Flame retardant and anti-corrosion behaviour of sustainable composites from Aerva lanata ash and cardanol-based benzoxazine

Abstract

A new monomer of bi-functional benzoxazine was synthesized using cardanol (C) and p-phenylenediamine (ppda) under suitable experimental conditions. The curing behaviour of C-ppda benzoxazine monomer was studied by DSC analysis and Tp of C-ppda benzoxazine was found to be 237°C. Further, benzoxazine monomer was reinforced with varying weight percentages (5, 10 and 15 wt%) of bio-ash derived from Aerva lanata (AL-ash) to obtain hybrid composites. TGA data infer that AL-ash reinforced benzoxazine composites possess an excellent thermal stability and flame retardant behaviour.
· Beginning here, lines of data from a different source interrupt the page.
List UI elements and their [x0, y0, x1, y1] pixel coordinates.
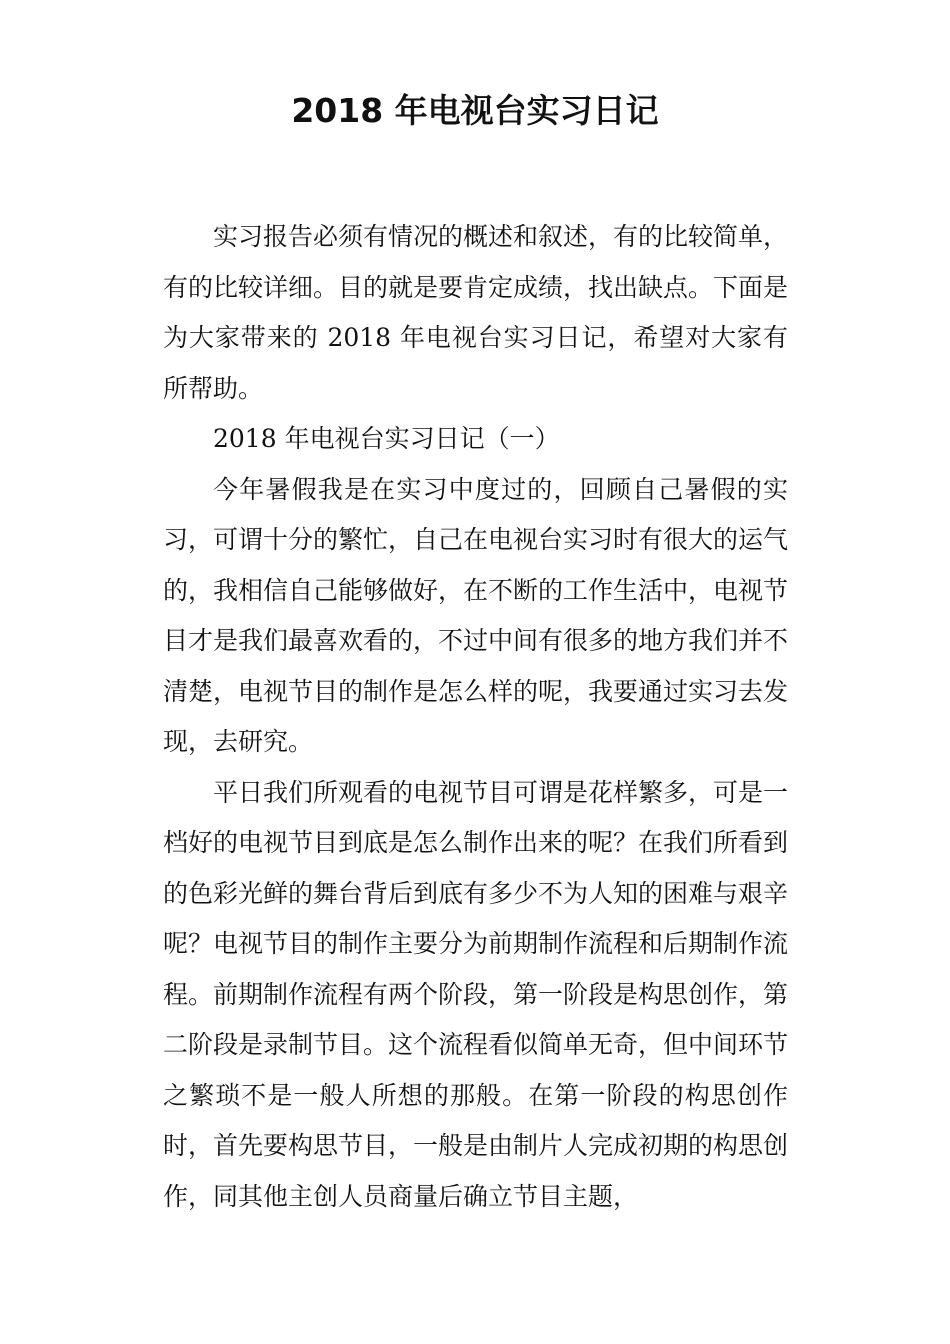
section-heading: 2018 年电视台实习日记（一）: [213, 424, 560, 453]
body-paragraph: 今年暑假我是在实习中度过的，回顾自己暑假的实习，可谓十分的繁忙，自己在电视台实习时有很大的运气的，我相信自己能够做好，在不断的工作生活中，电视节目才是我们最喜欢看的，不过中间有很多的地方我们并不清楚，电视节目的制作是怎么样的呢，我要通过实习去发现，去研究。: [163, 474, 789, 756]
intro-paragraph: 实习报告必须有情况的概述和叙述，有的比较简单，有的比较详细。目的就是要肯定成绩，找出缺点。下面是为大家带来的 2018 年电视台实习日记，希望对大家有所帮助。: [163, 222, 789, 403]
body-paragraph: 平日我们所观看的电视节目可谓是花样繁多，可是一档好的电视节目到底是怎么制作出来的呢？在我们所看到的色彩光鲜的舞台背后到底有多少不为人知的困难与艰辛呢？电视节目的制作主要分为前期制作流程和后期制作流程。前期制作流程有两个阶段，第一阶段是构思创作，第二阶段是录制节目。这个流程看似简单无奇，但中间环节之繁琐不是一般人所想的那般。在第一阶段的构思创作时，首先要构思节目，一般是由制片人完成初期的构思创作，同其他主创人员商量后确立节目主题，: [163, 777, 789, 1211]
document-body: [163, 212, 788, 1222]
document-title: 2018 年电视台实习日记: [291, 91, 659, 130]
The morphology of AL-ash and cardanol based benzoxazine composites was analysed using FESEM. The FESEM results infer the homogeneous distribution of AL-ash in composites. Energy dispersive X-ray (EDX) spectroscopy analysis was used to determine the elemental composition of AL-ash used for preparation of composites. The value of water contact angle of poly(C-ppda) was found to be 148°. Data obtained from corrosion studies indicated that mild steel specimen coated with benzoxazine matrix and specimen coated with bio-ash reinforced benzoxazine composites exhibit an excellent resistance towards corrosion. The bio-ash reinforced composites of cardanol based benzoxazine can be used in the form of sealants, encapsulants, adhesives, coatings and matrices in microelectronics and automobile applications under high thermal and moist environmental conditions.